Dry Climate Plants | Plants For a Dry Climate
Dry Climate Plants
Arid and semiarid regions in the United States do not receive enough precipitation (rain or snow) annually to maintain plants that require frequent watering. However, with the proper soil preparation and plant selection, the use of mulches, and occasional irrigation, many plants can be grown successfully in these regions.
All plants need water; even cacti and yuccas need an occasional soaking to keep them alive and growing. Nearly 50 percent of the water consumed by the average house hold is used for landscape plantings and turf grass, but with the proper planning, every landscape can conserve water and still be beautiful and functional.
Although it may seem so, the object is not to turn the landscape into a sea of gravel and plastic in order to save water. This only increases the temperature around the home, which in turn increases the water needs of the existing plants. The roots of established trees and shrubs cannot get water or oxygen and they starve. An organic mulch, consisting of pine needles, bark, or even chopped straw is preferred over the rock or gravel.
Many plants are available for dry landscapes. Referred to as xeroscape plants (xero=dry; scape=landscape), these plants are chosen for their low-water requirements.
Dry Climate Plants – Soil Prep
The soils of the dry Southern and Southwestern areas of the United States are deficient in organic matter. They typically have an organic content of 1 percent or less. Other than cacti and a few other succulents; grasses, flowers, trees, shrubs, and other ornamentals are most successful in soils with an organic content close to 5 percent. In dry regions, where the soil is mostly clay or sand, organic matter must be worked into the soil.
A higher organic content retains moisture more readily while preventing plant nutrients from escaping from the soil. As the added organic matter decomposes, it releases nutrients and acids into the soil. The nutrients are then absorbed by the plants. Acids help to balance the dry land soils, which are typically basic (alkaline). The released acids also help correct iron deficiency.
Dry Climate Plants – Organic Matter
For every 1000 square feet, three-to-six cubic yards of organic matter should be worked into the soil at a depth of 9 inches. This results in 1-to-2 inches of added material. Compost, coarse sphagnum peat moss, shredded leaves, horse manure, or other coarse organic matter can be used. The addition of manure to saline soils can increase the salt level and reduce plant growth. Feedlot manures are especially high in salts and should be avoided if at all possible. Finely ground organic amendments should also be avoided as they block drainage, and cause problems with root rot and salt buildup.
Do not pulverize the soil. Excessive tillage destroys the granular structure necessary for air and water movement within the soil.
Organic matter should be added to garden areas each year. Those who use containers to raise flowers and shrubs should prepare the soil before planting.
In the areas where turf is being planted, work the soil deeply, adding organic matter in the process. Since these areas will only be prepared once, they must be done correctly the first time.
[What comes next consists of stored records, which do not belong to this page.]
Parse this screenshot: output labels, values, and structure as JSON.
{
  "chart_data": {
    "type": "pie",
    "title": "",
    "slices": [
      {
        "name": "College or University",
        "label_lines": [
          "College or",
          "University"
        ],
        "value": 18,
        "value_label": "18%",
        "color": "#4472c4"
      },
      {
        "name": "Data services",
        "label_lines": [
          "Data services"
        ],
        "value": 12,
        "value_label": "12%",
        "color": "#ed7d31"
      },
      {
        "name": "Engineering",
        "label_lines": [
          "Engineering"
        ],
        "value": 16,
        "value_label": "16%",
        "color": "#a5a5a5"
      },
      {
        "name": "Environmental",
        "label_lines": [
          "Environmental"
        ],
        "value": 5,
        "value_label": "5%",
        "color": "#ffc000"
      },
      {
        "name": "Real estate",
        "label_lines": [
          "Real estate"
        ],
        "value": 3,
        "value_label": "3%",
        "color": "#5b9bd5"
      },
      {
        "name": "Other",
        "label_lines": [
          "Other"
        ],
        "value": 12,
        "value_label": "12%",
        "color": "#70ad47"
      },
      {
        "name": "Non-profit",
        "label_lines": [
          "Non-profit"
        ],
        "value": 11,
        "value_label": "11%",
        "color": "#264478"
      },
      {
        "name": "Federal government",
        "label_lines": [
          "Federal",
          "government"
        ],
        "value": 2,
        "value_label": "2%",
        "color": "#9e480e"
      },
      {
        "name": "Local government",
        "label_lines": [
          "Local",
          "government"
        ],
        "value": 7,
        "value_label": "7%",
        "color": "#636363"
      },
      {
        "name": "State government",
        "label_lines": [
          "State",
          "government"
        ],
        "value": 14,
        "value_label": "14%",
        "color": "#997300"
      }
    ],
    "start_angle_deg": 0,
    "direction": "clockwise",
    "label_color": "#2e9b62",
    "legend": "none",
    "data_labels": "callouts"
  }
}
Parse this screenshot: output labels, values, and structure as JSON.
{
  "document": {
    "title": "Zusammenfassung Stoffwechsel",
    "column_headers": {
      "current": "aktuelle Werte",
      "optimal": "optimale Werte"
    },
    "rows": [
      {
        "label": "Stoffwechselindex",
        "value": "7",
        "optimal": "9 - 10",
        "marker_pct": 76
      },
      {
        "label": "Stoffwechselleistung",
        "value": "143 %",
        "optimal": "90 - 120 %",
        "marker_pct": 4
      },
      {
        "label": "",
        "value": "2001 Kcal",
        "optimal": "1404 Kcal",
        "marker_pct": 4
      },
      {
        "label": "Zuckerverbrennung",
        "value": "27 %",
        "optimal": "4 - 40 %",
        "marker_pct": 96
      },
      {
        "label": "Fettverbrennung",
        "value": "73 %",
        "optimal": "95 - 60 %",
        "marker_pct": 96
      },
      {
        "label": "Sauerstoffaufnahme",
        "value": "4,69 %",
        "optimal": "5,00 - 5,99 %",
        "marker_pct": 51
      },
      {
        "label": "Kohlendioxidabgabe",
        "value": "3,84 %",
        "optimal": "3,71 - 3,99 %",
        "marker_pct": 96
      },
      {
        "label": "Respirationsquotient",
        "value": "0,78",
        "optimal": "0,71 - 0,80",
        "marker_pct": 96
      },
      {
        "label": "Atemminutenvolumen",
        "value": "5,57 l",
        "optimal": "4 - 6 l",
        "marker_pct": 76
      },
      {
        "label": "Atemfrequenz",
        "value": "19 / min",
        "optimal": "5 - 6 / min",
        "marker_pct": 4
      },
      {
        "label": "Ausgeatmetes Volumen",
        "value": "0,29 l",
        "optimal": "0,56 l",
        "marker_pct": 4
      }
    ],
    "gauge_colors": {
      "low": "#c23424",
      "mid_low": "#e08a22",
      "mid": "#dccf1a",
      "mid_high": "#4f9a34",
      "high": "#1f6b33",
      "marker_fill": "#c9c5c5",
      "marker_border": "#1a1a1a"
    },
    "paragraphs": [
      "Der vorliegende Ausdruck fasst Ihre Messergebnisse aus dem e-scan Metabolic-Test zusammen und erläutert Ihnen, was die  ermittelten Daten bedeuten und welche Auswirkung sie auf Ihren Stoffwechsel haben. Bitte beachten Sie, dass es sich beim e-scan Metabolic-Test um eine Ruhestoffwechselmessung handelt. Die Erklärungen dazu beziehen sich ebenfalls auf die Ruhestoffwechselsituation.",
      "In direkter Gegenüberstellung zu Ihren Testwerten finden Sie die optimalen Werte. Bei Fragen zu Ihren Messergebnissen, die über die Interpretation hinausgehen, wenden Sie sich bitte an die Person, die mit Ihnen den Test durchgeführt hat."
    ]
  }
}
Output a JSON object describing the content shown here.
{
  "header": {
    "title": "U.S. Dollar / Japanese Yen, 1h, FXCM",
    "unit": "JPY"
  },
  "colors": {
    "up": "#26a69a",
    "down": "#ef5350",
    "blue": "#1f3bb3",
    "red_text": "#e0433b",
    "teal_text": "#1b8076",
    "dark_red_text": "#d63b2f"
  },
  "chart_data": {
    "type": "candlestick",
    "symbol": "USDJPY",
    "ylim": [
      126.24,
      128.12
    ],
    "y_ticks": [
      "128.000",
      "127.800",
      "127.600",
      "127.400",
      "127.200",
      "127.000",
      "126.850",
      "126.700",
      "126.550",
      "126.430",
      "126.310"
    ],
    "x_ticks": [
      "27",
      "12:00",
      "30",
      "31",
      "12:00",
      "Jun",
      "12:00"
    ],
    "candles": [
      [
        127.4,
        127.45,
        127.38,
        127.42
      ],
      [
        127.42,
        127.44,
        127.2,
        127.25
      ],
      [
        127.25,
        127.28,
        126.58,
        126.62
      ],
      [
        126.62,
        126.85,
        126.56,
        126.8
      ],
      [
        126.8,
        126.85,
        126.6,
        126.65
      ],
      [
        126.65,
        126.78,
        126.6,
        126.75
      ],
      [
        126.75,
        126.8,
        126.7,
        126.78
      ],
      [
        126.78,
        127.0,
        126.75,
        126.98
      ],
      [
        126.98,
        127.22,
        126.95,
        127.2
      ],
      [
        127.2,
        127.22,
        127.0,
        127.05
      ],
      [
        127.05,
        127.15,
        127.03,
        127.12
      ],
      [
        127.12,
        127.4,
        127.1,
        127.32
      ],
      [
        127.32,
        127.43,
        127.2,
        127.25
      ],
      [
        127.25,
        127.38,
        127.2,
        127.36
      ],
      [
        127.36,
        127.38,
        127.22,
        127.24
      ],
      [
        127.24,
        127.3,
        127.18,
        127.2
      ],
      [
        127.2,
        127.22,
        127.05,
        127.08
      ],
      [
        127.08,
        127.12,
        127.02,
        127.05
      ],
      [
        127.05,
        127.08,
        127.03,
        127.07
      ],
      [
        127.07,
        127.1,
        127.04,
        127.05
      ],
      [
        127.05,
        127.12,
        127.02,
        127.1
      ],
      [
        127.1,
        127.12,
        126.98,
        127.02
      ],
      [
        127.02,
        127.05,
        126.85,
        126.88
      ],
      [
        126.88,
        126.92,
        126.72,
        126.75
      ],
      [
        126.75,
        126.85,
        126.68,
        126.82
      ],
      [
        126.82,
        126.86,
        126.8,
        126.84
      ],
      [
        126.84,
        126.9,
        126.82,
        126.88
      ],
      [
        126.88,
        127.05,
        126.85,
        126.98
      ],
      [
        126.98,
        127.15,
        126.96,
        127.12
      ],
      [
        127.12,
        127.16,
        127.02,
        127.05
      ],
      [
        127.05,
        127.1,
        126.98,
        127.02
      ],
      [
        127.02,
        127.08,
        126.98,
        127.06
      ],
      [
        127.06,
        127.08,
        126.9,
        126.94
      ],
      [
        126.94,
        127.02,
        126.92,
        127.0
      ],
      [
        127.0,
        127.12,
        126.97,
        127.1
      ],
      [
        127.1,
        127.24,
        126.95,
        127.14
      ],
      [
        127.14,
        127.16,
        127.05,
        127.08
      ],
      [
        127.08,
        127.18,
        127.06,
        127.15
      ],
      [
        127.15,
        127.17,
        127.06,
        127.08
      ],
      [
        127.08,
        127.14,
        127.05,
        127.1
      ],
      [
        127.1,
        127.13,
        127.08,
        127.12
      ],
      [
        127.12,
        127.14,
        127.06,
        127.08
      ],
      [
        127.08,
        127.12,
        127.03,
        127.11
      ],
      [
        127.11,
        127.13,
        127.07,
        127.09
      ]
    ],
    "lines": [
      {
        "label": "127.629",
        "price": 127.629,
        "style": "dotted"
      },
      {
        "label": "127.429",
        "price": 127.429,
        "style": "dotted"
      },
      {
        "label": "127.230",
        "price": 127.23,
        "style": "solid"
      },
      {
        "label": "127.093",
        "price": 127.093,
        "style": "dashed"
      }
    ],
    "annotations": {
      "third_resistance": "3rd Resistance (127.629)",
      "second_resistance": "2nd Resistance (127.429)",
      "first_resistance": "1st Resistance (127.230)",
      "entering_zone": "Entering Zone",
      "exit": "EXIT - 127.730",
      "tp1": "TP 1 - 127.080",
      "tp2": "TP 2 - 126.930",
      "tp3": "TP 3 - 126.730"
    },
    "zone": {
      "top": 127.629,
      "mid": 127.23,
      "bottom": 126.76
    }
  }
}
A soil test will provide information concerning which soil nutrients are lacking. A county agent or farm advisor can provide names and addresses of reputable soil-testing facilities. The use of gypsum, sulfur, or other chemical additives should not be applied unless specifically recommended by a reputable soil-testing laboratory.
Dry Climate Plants – Plant Selection
A variety of plants can survive in many dry land areas. To help select the plants most suited to a specific region, determine the annual precipitation and hardiness zone. If the irrigation water is limited in the region, select only those plants with very low water requirements.
Many variations in soil types, water quality and climate can occur in a relatively small area. The local nursery can provide further information on the suitability of these plants.
Select plants that are suited to the exposure they will receive. When planting on the north side of the home, or in the shadow of the trees or shrubs, be sure to choose shade-tolerant plants. When planting in full sun, use sun-loving plants.
By replacing turf with mulch, shrub beds, or ground covers, the total water usage is reduced dramatically. Without the turf to irrigate, the water saved can be used to maintain flower beds, shrubs and trees.